Can Atalay'ın dava süreci
Yüksek mahkemenin gerekçeli kararında özetle şu ifadelere yer verildi:
“Türlü bahaneler ve hukuk tanımaz tutum ve davranışlarla Anayasa'yı koruma ve anayasal kurallara sadakat gösterme yükümlülüğü bulunan mahkemelerin ve kamu gücünü kullanan diğer organların, bireylerin temel hak ve özgürlüklerinin ihlal edilmesine ve mevcut ihlallerin sürdürülmesine neden olacak şekilde, Anayasa'nın öngördüğü hukuk düzenine karşı koyma anlamına gelen keyfi kararlara hiçbir hukuk sisteminde müsaade edilemez. Dolayısıyla bir hukuk devletinde anayasal hükümlere uymamanın ilgililer açısından cezai, idari ve hukuki sorumluluk doğuracağı açıktır.

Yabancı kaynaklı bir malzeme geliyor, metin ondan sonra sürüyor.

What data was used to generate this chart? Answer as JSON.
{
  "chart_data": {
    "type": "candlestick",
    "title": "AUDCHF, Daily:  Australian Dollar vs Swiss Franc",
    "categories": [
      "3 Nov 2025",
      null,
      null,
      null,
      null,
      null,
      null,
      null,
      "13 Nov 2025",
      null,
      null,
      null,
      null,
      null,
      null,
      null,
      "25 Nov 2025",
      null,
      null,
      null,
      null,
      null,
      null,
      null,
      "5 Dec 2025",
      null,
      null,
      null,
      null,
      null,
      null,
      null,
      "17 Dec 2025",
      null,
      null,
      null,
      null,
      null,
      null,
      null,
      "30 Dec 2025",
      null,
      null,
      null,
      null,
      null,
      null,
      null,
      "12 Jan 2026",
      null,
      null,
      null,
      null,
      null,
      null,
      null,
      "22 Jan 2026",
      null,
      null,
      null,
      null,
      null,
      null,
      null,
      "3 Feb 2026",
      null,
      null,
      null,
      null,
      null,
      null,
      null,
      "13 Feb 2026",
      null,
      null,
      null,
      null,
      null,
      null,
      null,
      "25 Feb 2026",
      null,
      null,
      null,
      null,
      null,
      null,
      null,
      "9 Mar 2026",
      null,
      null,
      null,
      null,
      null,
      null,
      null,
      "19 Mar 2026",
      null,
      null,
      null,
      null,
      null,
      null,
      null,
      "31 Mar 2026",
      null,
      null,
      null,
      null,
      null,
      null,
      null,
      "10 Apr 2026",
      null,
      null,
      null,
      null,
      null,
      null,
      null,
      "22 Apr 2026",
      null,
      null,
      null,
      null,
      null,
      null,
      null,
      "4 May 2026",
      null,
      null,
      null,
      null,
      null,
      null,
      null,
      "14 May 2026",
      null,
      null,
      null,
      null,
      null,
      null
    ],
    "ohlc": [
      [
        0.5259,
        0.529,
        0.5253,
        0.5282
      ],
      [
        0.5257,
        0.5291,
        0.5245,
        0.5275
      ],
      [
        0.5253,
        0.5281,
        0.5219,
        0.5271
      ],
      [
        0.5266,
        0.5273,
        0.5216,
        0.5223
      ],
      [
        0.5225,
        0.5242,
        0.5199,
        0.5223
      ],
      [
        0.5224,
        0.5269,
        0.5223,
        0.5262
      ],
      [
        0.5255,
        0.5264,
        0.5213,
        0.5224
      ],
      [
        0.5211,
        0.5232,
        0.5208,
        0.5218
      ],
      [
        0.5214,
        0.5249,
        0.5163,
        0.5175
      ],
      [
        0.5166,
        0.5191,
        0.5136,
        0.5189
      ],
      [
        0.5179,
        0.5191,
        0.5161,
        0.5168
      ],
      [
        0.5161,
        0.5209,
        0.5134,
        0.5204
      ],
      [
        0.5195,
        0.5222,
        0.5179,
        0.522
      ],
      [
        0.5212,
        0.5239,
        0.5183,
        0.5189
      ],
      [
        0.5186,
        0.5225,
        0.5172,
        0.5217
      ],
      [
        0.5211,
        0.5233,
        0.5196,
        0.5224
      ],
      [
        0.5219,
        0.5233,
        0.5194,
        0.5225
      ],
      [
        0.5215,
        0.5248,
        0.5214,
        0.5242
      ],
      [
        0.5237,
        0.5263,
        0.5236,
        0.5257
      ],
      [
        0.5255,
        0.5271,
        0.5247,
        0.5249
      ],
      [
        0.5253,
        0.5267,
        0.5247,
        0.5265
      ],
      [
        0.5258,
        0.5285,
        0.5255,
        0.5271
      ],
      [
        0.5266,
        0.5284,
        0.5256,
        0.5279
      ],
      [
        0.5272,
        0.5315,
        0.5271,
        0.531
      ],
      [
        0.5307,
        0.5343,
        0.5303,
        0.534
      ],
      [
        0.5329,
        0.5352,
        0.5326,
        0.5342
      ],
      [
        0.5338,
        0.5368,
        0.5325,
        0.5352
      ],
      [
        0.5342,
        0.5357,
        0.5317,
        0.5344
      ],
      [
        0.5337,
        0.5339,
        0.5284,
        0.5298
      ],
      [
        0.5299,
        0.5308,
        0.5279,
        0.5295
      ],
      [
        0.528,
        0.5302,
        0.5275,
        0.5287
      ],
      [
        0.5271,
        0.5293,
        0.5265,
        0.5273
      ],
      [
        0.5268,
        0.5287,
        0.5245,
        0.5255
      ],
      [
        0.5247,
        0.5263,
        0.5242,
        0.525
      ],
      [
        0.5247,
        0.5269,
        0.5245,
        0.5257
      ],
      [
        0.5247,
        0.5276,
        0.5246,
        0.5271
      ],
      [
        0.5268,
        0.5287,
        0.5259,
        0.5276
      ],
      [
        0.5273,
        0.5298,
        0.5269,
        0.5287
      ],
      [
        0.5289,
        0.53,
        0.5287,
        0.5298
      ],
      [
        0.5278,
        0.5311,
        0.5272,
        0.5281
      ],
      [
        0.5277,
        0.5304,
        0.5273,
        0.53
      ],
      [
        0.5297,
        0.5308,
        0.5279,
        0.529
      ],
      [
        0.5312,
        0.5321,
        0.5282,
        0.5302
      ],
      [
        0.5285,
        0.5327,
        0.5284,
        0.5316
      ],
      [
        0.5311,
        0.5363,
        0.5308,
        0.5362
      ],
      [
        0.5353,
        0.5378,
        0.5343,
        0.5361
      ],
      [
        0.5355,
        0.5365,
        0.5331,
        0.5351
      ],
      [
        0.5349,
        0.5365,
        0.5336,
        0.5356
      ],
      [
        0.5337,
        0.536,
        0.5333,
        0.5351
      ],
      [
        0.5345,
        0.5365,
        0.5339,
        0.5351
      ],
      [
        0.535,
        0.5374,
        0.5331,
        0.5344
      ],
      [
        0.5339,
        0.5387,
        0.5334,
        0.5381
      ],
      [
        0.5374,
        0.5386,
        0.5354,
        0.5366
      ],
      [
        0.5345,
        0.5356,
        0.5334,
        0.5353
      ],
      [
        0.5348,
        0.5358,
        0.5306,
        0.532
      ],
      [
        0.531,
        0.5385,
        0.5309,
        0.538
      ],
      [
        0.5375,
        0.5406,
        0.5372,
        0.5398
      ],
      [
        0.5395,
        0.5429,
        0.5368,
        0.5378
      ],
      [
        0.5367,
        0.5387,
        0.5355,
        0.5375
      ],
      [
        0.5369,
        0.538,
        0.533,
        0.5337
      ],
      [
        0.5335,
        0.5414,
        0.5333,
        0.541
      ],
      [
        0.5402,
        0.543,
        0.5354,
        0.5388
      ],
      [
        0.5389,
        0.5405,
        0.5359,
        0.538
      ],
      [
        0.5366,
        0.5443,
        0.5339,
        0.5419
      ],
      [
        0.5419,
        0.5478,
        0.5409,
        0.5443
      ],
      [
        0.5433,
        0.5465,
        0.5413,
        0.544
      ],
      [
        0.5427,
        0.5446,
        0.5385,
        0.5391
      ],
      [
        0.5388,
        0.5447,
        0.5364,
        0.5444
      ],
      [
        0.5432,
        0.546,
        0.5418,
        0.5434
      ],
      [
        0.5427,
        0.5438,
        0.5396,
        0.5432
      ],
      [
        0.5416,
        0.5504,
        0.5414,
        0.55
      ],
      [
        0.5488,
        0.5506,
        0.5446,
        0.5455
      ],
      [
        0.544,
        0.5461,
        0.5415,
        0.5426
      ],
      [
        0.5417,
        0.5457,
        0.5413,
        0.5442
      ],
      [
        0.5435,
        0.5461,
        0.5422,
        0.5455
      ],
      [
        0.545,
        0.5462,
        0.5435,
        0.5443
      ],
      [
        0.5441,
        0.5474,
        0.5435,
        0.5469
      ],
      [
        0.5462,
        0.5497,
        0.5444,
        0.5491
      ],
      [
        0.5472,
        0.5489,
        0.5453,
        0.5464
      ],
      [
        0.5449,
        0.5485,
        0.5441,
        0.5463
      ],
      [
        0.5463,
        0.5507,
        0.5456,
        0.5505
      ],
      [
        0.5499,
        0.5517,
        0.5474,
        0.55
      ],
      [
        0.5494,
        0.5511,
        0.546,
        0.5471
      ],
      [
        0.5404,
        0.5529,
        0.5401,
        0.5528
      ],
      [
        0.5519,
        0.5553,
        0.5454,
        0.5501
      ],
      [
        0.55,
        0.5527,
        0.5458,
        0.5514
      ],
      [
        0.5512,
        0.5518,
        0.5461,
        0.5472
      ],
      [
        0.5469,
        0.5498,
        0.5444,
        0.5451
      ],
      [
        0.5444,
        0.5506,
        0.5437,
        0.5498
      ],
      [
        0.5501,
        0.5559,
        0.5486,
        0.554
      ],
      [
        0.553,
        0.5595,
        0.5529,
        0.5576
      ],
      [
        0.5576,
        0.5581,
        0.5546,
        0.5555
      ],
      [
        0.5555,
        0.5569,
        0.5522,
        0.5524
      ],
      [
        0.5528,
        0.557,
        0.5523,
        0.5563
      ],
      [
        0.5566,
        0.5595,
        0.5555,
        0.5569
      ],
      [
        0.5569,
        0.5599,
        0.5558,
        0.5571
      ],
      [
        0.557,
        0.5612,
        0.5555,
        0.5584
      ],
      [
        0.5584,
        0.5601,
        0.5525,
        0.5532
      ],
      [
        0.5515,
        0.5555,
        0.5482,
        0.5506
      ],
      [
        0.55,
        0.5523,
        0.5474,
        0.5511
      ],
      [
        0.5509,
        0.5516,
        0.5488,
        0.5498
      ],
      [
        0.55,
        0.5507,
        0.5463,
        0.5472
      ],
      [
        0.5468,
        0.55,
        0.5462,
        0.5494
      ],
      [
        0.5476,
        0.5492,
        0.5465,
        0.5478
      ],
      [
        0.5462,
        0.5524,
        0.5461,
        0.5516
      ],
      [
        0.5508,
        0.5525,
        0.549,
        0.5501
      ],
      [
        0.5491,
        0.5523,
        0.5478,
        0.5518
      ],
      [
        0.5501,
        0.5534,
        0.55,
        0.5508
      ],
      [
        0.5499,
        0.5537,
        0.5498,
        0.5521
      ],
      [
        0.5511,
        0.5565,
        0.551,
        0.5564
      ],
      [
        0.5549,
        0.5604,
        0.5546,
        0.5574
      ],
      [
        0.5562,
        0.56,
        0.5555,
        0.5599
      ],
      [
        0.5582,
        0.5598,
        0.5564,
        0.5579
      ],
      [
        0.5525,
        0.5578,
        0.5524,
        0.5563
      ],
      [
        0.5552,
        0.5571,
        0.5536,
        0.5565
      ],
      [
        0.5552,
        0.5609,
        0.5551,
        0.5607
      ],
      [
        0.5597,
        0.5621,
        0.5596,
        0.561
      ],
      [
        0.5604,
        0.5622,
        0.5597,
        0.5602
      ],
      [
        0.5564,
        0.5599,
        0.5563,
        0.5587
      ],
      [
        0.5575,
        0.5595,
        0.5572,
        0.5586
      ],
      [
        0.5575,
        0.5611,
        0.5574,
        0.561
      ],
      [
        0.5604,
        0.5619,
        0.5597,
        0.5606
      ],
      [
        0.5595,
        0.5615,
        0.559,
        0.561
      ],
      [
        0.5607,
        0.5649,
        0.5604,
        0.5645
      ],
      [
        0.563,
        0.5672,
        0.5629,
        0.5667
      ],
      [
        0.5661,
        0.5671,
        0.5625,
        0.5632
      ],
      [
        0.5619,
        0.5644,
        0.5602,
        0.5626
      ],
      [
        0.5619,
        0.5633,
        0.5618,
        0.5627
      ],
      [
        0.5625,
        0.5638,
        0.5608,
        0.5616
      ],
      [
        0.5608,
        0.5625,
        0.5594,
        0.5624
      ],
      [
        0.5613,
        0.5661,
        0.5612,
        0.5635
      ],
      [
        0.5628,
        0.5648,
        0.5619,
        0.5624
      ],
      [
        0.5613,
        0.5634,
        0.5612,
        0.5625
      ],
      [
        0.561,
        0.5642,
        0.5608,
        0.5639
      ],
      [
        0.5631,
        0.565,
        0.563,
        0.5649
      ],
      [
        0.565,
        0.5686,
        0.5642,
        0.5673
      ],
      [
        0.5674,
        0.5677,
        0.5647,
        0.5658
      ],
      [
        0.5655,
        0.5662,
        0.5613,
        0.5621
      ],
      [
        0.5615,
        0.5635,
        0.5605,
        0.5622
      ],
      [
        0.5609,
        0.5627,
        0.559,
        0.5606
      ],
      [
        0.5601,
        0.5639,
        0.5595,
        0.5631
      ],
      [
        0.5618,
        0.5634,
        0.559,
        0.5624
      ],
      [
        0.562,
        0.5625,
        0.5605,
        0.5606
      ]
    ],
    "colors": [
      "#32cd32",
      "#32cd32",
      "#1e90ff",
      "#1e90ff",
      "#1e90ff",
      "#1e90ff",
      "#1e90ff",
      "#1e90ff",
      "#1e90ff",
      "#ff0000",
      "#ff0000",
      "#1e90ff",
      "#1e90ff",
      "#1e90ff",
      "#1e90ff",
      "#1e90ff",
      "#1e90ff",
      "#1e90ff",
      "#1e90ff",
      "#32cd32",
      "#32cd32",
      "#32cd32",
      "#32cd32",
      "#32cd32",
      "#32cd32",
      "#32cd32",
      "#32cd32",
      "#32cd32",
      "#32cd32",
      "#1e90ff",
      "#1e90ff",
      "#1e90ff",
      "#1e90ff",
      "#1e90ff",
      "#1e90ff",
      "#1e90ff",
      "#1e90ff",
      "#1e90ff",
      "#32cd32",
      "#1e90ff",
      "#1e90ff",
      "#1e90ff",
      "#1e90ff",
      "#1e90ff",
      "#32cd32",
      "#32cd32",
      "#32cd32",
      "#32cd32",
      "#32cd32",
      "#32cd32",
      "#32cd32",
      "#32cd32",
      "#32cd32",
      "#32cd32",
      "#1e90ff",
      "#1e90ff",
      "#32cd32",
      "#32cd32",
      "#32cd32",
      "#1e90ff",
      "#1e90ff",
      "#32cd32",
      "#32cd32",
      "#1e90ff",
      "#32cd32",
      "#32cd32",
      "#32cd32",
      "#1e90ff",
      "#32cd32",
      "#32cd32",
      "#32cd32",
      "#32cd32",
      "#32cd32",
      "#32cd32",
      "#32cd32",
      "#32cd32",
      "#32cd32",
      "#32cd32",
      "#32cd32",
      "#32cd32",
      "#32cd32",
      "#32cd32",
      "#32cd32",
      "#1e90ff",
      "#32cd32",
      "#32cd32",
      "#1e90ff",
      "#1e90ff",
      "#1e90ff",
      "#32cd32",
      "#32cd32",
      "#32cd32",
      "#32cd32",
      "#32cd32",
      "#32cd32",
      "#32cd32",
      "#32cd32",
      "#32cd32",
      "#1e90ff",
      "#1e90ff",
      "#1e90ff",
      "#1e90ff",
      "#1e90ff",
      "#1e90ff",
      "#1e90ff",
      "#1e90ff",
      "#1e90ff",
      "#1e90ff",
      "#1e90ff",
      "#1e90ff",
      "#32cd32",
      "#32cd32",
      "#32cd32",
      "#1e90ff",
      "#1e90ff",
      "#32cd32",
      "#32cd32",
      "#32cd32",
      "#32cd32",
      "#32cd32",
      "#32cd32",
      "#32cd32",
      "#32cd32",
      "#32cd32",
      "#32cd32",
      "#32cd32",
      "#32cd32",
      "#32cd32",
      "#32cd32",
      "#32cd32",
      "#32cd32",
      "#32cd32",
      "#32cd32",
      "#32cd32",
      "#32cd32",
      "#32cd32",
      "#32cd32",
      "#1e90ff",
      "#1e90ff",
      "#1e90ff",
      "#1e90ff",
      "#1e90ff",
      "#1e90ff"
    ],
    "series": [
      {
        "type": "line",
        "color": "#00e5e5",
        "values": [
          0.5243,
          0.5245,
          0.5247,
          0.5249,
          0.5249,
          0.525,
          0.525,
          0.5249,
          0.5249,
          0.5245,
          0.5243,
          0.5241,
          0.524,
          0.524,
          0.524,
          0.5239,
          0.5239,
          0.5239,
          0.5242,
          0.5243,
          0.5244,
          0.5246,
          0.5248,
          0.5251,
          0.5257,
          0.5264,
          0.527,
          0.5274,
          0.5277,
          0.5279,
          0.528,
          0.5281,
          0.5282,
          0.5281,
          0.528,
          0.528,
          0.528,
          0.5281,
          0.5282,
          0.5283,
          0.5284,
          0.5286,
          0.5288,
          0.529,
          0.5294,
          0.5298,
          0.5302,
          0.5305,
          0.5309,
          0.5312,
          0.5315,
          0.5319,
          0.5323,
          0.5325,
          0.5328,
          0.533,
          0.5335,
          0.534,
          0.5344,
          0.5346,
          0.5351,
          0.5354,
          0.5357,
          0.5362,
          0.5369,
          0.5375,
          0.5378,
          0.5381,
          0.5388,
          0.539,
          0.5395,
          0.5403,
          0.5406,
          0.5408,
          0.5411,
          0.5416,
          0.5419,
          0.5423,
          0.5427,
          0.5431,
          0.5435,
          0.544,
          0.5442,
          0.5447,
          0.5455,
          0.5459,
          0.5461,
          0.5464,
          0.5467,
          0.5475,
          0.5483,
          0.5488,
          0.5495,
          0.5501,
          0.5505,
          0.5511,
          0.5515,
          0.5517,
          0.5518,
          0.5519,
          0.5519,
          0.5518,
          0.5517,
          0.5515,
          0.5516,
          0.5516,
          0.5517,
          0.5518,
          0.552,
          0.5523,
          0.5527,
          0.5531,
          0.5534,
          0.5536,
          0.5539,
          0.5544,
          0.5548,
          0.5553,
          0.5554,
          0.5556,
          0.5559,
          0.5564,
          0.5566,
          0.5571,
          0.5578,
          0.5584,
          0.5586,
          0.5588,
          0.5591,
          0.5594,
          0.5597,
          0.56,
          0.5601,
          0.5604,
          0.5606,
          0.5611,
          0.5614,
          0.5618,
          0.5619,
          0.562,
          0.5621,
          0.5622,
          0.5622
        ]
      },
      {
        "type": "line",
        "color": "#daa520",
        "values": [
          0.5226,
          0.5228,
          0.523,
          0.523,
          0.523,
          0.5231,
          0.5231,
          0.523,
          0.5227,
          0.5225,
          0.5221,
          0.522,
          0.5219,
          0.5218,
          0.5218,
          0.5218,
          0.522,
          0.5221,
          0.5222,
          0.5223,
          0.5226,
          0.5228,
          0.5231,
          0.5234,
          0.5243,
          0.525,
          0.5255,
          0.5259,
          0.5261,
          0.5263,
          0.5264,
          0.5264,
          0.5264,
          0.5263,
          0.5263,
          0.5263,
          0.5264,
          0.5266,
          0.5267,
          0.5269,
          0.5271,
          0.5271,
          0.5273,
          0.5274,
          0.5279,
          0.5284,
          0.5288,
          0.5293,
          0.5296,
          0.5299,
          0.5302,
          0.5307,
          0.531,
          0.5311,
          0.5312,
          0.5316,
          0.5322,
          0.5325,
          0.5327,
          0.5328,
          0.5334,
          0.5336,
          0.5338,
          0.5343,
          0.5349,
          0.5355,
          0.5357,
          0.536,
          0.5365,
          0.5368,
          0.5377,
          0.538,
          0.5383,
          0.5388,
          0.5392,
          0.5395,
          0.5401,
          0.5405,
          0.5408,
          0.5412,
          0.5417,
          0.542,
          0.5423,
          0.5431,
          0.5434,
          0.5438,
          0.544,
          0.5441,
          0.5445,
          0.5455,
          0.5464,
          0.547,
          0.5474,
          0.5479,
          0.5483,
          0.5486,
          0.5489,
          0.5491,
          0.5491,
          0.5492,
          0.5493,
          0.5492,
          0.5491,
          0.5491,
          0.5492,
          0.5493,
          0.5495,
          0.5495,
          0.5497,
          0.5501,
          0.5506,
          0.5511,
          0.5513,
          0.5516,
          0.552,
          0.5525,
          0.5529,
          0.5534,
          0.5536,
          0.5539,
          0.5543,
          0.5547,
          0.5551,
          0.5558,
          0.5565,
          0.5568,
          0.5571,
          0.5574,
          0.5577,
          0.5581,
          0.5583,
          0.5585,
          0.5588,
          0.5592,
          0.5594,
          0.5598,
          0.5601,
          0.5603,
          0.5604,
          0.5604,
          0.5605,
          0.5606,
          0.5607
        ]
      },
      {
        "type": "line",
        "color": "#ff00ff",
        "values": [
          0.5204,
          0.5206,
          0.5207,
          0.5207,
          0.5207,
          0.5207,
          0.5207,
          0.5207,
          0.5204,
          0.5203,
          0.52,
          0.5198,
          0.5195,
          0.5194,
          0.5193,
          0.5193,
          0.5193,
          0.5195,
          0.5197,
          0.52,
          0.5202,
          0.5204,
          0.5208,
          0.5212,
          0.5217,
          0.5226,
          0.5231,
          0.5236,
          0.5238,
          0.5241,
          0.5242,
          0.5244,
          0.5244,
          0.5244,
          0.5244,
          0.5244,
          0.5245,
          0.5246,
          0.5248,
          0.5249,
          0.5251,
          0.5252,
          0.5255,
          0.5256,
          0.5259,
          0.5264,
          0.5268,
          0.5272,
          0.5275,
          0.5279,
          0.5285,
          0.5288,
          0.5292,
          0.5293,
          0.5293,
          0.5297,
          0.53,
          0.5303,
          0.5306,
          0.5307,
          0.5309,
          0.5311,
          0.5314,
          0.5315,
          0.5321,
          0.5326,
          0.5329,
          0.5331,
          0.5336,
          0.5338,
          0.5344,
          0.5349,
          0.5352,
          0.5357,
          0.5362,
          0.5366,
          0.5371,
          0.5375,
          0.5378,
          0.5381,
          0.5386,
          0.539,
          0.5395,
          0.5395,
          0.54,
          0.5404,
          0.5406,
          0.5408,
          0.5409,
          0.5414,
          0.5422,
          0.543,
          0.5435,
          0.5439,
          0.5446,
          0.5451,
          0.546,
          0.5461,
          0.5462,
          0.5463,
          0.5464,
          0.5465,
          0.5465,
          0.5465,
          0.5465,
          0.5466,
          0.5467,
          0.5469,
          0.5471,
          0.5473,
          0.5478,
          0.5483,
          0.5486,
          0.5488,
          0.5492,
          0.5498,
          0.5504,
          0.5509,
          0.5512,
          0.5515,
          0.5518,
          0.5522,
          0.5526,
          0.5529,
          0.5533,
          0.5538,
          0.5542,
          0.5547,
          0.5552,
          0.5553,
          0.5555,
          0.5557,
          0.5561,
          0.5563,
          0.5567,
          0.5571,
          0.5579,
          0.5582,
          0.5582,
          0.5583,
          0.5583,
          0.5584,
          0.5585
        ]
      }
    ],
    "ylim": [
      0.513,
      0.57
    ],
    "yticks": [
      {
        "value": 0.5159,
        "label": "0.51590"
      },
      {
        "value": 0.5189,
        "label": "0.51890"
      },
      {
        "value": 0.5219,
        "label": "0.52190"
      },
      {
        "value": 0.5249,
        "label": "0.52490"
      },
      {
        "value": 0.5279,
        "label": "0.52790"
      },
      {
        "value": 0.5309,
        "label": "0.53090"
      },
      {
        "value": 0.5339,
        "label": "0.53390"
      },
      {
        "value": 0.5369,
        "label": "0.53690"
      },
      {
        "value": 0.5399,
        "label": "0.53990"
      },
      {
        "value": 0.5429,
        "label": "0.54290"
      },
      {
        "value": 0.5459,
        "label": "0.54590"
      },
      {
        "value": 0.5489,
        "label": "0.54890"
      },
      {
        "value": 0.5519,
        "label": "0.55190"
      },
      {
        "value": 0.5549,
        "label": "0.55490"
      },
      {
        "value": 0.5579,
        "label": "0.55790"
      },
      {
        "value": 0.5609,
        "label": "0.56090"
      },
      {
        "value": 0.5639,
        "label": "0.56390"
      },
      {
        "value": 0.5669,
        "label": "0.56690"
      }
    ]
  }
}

“...Anayasa ve kanunlar Anayasa Mahkemesi kararını yerine getirme yükümlülüğü altında olan kamu makamlarına ve somut olayda İstanbul 13. Ağır Ceza Mahkemesine dosyayı farklı bir yargı merciine gönderme yetkisi vermediği gibi, herhangi bir yargısal makama Anayasa Mahkemesi kararlarının bağlayıcılığını tartışma yetkisi de vermemektedir.
"Anayasa koyucunun iradesine aykırı bir yorum oldu"
“... Anayasa Mahkemesi kararının bağlayıcılığı, ihlalin ve sonuçlarının ortadan kaldırılması için hükmettiği yapılması gerekenleri kapsadığı gibi ihlali ve sonuçlarını ortadan kaldıracak merciin belirlenmesini de kapsar. Anayasa'nın açık düzenlemesi ve bireysel başvurunun işlevleri nazara alındığında Anayasa Mahkemesi kararının uygulanmasının reddedilmesi ve hukukun emrettiği yöntemler izlenerek ihlalin ve sonuçlarının ortadan kaldırılmaması Anayasa'nın 153. maddesinin sözüyle açıkça çelişen ve Anayasa koyucunun iradesine aykırı bir yorum ve uygulama olmuştur.
"Bireysel başvuru anlamsız hale getirildi"
“...Anayasa Mahkemesi kararının uygulanmasının reddedilmesi başvurucu yönünden Anayasa'nın 148. maddesinin üçüncü fıkrasında yer alan bireysel başvuru hakkına ilişkin tüm güvenceleri anlamsız ve işlevsiz hâle getirmiştir. İhlal kararından sonra yeniden yargılanmaya başlanmamış, başvurucu mahkumiyet hükmünün infazı durdurularak tahliye edilmemiş ve seçilmiş bir milletvekili olarak yasama faaliyetine katılamamıştır. Bu itibarla, ihlalin ve sonuçlarının ortadan kaldırılmaması ilgili hakka ilişkin güvencelerin yer aldığı Anayasa'nın 67. maddesine aykırılık teşkil etmektedir.
"Kimsenin AYM kararlarını denetleme yetkisi yok"
“...Anayasa'da ve anılan Kanun'da Anayasa Mahkemesi kararlarına karşı başvurulabilecek herhangi bir merci öngörülmemiştir. Dolayısıyla kamu gücünün eylem, işlem ve ihmallerinin Anayasa'ya uygunluğunu kesin ve bağlayıcı olarak karara bağlama yetkisi münhasıran Anayasa Mahkemesine aittir. Bu bağlamda Anayasa Mahkemesi bireysel başvuru yoluyla bir temel hak ve özgürlüğün ihlal edildiğine karar verdiğinde, herhangi bir merciin bu kararın Anayasa'ya veya kanuna uygun olup olmadığını inceleme ve denetleme yetkisi bulunmamaktadır."